В полгода Котька стала настоящей артисткой, но в канун своей премьеры вдруг заболела. Ветеринары посоветовали строгий режим. За ней нужно было следить, и я решила взять её к себе в гостиницу.
Привезла Котьку, уложила на мягкой подстилке и, закрыв номер на ключ, ушла в цирк. А в это время дежурная хотела убрать в комнате, где я жила. Открыла дверь – да так и ахнула! На неё, сердито ворча, наступала скучавшая в чуждой для неё обстановке громадная рысь.
Нас, конечно, выселили из гостиницы, и маме стоило немало труда уговорить директора пустить нас обратно, дав слово при этом, что ничего подобного не повторится.
Нашей маме всегда доставалось от её буйной семьи дрессировщиков. На мои репетиции она старалась не приходить. Хоть сердце у неё было и мужественное, оно всё же было сердцем матери. Она боялась, что в какой-нибудь опасный момент вдруг не выдержит, вскрикнет и тем самым отвлечёт от зверя моё внимание. В такое время животное, потерявшее управление дрессировщика, может принести ему беду. Вот почему мама не хотела бывать на моих репетициях. А на премьере, волнуясь за меня, она стояла за занавесом. И, выходя в цветную сетку прожекторов, я видела, как дрожал тот кусок занавеса, что сжимали её руки. Я видела, что мама ненавидит Котьку, которая без остатка заполняла всё моё время и от которой подчас зависела моя жизнь. Но я знала, что в эту минуту, когда у нас обеих премьера, мама так же волнуется за Котьку, как и за меня.
Ослеплённые прожекторами, мы не видели зрителей, но ощущали их, слышали гул удивления, прокатившийся по рядам. Когда Котька спрыгнула с барьера, дали полный свет. Моё платье с длинной шуршащей юбкой было незнакомо Котьке. Ей захотелось дотронуться до него лапой. И вот, играя юбкой, она задевает когтями мою ногу. Я чувствую режущую боль, но номер идёт своим чередом. Котька крутит пируэт, затем садится на столик, потом берёт у меня из рук мясо и, поднимаясь на задние лапы, обхватывает передними мои плечи.
– Молодец, Котька! Молодец!
Рысь точно выполняет свои трюки: спрыгивает со столика, снова делает пируэт…
И вот номер окончен. Котька снисходительно принимает аплодисменты – она к ним привыкла: на репетициях я всех, кто ни проходил мимо, просила аплодировать. На арену полетели цветы. Цветов Котька никогда не видела. От брошенных нам букетов она пятится и цепочкой, которую я крепко держу, увлекает меня за занавес. Здесь я теряю сознание и падаю на пол. Подойти ко мне никто не мог: рядом была рысь, отогнать её струёй воды из брандспойта опасно – боялись, что она бросится на меня.
А когда же я пришла в себя, увидела: лежит со мной рядом Котька и как ни в чём не бывало лижет мою руку.
Так прошла наша премьера, после которой я очутилась в больнице, а Котька, ни в чём не виноватая, решившая поиграть с незнакомым для неё платьем и случайно поранившая мне ногу, тоскливо сидела у себя в клетке.

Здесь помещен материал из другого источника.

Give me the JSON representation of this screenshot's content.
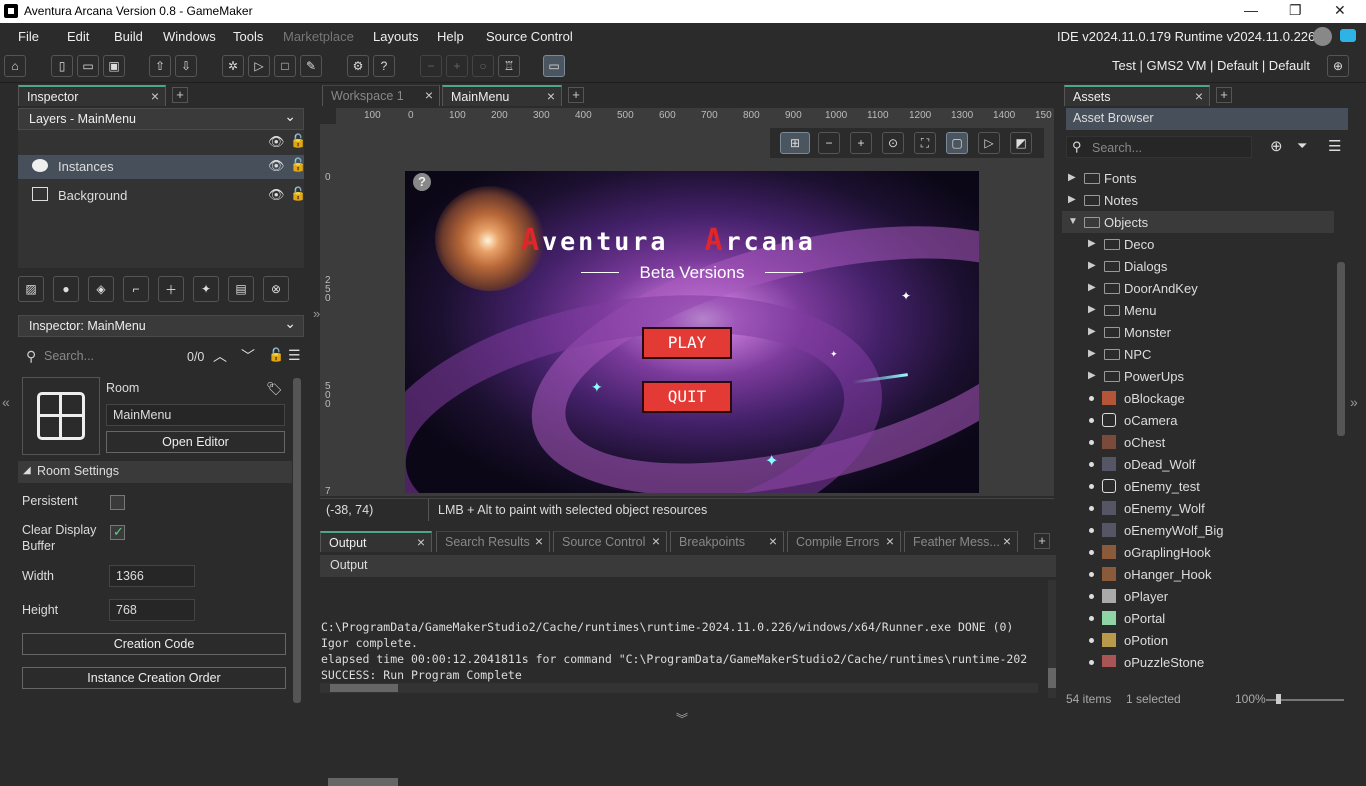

Через два дня, когда мне стало легче, из дирекции цирка пришли со мной советоваться, что делать с рысью. Переправить ли её в зверинец или сдать на шкуру в краеведческий музей. Оставлять для работы животное, почуявшее кровь дрессировщика, опасно.
Я смотрела на пришедших ко мне людей и удивлялась. Неужели им непонятно, что Котька – год моей жизни, моё детище, с которым мне расстаться невозможно? Я ничего не ответила им, но они поняли, что расстаться с рысью я не могу. Из больницы они поехали в цирк. И там продолжали обсуждение: что же делать с Котькой? Среди стоявших около клетки была и моя мама. Она взяла палку с острым концом, несколько кусочков мяса и стала кормить Котьку.
Голодная рысь громко рычала и не хотела подниматься с места.
– Ну что же ты, Котька! – сказала мама. – Иди! Нельзя голодать, а то мне попадёт от твоей хозяйки.
Этими словами мама, сама того не зная, яснее ясного ответила на вопрос, который поставила передо мной дирекция цирка.
Котька была спасена и вместе с другими животными отправлена в Ленинград, где после выздоровления я должна была вновь выступать с ней.
Но случилось так, что больше я уже не видела ярко залитого светом манежа. Непоправимое горе неожиданно обрушилось на меня: погибла мама. Я поняла – в цирк вернусь не скоро. Есть такой старый неписаный закон циркового манежа: случись у дрессировщика горе или радость – чувства настолько огромные, что он не может скрыть их от своих животных, – то такой дрессировщик не имеет права выйти на манеж.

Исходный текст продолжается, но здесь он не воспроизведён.